San Felipe, Panama City, Panama

Murals of Casco Viejo

Walking the narrow, cobbled streets of Casco Viejo—Panama City’s colonial quarter—is, these days, like exploring a vibrant art gallery. The neighborhood has suffered a bad reputation as dangerous since it became inhabited by undesirables after the 1989 invasion flattened it and chased out most legitimate residents. But significant investments in restoration and security in recent years have transformed Casco into a safe, charming, and hip enclave of quiet shops and coffee houses on the historical plazas, and local artists are responding and adding to the beautification effort.

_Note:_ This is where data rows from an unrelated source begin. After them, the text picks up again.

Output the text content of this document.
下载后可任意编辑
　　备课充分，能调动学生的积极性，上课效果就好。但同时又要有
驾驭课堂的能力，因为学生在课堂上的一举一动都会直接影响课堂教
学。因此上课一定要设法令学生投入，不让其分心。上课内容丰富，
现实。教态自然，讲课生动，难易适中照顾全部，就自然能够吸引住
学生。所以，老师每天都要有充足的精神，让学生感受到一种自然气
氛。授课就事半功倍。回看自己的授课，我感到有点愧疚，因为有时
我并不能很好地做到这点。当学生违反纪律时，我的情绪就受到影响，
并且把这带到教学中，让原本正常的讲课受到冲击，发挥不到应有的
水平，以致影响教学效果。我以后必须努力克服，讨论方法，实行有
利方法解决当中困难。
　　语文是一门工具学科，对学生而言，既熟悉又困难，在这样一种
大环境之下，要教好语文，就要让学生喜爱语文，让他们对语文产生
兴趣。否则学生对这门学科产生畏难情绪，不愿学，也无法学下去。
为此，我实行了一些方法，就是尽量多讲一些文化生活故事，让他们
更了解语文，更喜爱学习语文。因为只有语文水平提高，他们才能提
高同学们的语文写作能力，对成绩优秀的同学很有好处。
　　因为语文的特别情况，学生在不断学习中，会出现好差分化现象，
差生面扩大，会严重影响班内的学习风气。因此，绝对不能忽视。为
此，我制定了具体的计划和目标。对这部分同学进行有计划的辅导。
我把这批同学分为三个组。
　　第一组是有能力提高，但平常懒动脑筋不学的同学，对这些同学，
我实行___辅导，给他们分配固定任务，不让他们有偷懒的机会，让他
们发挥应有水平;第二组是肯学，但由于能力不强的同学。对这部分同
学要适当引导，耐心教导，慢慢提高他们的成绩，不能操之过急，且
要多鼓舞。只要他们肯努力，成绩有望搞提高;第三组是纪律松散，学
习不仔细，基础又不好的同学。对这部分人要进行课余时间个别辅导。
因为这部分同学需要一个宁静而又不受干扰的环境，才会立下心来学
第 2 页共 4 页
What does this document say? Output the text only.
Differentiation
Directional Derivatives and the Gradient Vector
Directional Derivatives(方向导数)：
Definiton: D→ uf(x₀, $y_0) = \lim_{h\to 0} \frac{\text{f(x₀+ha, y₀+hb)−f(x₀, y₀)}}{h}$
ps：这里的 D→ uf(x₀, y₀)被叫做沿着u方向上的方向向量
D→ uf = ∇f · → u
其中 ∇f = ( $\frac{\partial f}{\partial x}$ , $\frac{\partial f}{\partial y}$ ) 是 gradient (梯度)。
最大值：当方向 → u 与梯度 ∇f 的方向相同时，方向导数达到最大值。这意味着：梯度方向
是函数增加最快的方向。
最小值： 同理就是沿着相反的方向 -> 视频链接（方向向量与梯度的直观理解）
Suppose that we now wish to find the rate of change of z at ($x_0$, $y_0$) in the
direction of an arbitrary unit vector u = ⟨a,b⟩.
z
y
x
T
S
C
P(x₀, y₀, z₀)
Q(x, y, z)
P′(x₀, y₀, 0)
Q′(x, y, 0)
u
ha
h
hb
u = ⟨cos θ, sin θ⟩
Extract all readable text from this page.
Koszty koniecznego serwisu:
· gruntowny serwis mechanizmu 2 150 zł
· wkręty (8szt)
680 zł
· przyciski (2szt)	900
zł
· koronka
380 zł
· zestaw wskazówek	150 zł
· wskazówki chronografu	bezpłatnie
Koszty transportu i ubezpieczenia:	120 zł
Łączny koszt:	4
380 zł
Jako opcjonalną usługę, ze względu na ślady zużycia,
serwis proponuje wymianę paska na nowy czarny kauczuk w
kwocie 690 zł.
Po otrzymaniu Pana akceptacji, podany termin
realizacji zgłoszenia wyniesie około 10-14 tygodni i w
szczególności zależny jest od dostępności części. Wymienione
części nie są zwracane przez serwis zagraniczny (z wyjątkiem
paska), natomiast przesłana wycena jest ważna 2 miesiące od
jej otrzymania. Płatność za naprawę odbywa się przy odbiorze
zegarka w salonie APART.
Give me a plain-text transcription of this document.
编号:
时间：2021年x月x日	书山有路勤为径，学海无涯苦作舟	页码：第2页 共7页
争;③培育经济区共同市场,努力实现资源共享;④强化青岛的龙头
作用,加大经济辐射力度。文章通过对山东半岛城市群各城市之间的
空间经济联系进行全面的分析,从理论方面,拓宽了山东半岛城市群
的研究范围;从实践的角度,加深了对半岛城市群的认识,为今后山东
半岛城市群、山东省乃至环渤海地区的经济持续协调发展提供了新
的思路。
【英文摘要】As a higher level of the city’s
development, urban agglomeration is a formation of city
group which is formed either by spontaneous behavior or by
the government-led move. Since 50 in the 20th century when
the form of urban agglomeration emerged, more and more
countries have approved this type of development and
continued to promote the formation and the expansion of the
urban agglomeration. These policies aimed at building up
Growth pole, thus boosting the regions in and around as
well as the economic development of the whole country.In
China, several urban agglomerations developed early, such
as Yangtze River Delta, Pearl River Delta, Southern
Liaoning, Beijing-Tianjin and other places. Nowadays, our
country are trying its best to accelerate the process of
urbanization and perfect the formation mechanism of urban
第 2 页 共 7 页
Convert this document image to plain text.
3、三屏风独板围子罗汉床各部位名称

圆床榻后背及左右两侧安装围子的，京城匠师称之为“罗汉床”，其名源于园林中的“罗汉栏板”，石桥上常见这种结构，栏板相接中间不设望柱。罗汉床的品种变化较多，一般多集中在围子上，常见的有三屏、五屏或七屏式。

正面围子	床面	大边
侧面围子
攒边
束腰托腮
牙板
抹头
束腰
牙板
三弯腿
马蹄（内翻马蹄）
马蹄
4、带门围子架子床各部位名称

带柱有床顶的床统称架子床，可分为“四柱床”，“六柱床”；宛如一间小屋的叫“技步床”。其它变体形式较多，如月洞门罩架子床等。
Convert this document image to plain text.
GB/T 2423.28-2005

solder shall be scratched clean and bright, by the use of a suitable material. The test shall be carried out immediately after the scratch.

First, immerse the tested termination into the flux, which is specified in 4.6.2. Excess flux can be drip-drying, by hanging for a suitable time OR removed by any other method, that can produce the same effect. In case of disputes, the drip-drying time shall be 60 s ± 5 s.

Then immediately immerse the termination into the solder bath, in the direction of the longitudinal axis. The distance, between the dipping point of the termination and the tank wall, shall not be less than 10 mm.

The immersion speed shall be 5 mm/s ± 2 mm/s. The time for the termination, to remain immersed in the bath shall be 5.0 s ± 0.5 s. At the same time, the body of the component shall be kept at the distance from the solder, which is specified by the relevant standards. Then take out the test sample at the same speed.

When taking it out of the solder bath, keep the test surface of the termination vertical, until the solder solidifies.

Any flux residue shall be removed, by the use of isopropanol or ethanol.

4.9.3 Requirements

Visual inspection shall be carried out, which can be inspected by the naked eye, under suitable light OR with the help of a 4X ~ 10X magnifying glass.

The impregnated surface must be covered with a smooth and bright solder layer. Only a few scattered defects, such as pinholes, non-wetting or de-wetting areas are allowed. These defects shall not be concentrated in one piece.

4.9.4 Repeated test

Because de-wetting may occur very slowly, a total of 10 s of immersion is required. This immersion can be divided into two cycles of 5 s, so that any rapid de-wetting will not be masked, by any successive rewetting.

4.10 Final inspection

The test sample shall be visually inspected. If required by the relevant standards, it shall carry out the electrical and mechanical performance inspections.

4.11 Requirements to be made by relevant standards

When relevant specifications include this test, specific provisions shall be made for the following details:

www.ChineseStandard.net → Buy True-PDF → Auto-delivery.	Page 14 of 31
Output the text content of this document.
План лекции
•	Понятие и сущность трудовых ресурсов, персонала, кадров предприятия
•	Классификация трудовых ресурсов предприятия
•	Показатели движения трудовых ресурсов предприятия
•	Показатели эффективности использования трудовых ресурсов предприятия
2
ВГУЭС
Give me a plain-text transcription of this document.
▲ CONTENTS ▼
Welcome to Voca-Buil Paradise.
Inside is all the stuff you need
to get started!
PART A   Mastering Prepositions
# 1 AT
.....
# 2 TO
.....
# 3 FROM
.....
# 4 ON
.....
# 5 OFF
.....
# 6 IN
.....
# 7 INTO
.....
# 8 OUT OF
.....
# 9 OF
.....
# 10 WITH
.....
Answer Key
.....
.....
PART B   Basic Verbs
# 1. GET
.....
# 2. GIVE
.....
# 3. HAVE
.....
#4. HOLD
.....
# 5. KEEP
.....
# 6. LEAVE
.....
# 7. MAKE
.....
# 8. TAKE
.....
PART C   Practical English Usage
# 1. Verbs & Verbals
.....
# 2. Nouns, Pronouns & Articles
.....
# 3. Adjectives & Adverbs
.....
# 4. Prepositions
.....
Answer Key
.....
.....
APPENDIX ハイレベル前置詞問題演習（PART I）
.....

With all the reconstruction underway, construction sites abound, and scaffolding and safety walls are bedecked with humorous paintings of voluptuous dancing ladies. Trashcans are all painted with bright patterns and scenes. And on Avenida A between Plaza Herrera and the Iglesia San Jose, muralist Rolo de Sedas has adorned the wooden shutters on the street-level windows with his coquettish series “Mamis, Panamá Siempre Verde,” the Mamas of an Evergreen Panama. Each window frames a face of a different color, with different features, all within the spectrum of “typical Panameñas.” These ladies were painted after the dramatic 2011 protests against copper mining in Panama, and serve to remind us that Panama’s “green heart” is an environment that we should love and care for like a mother.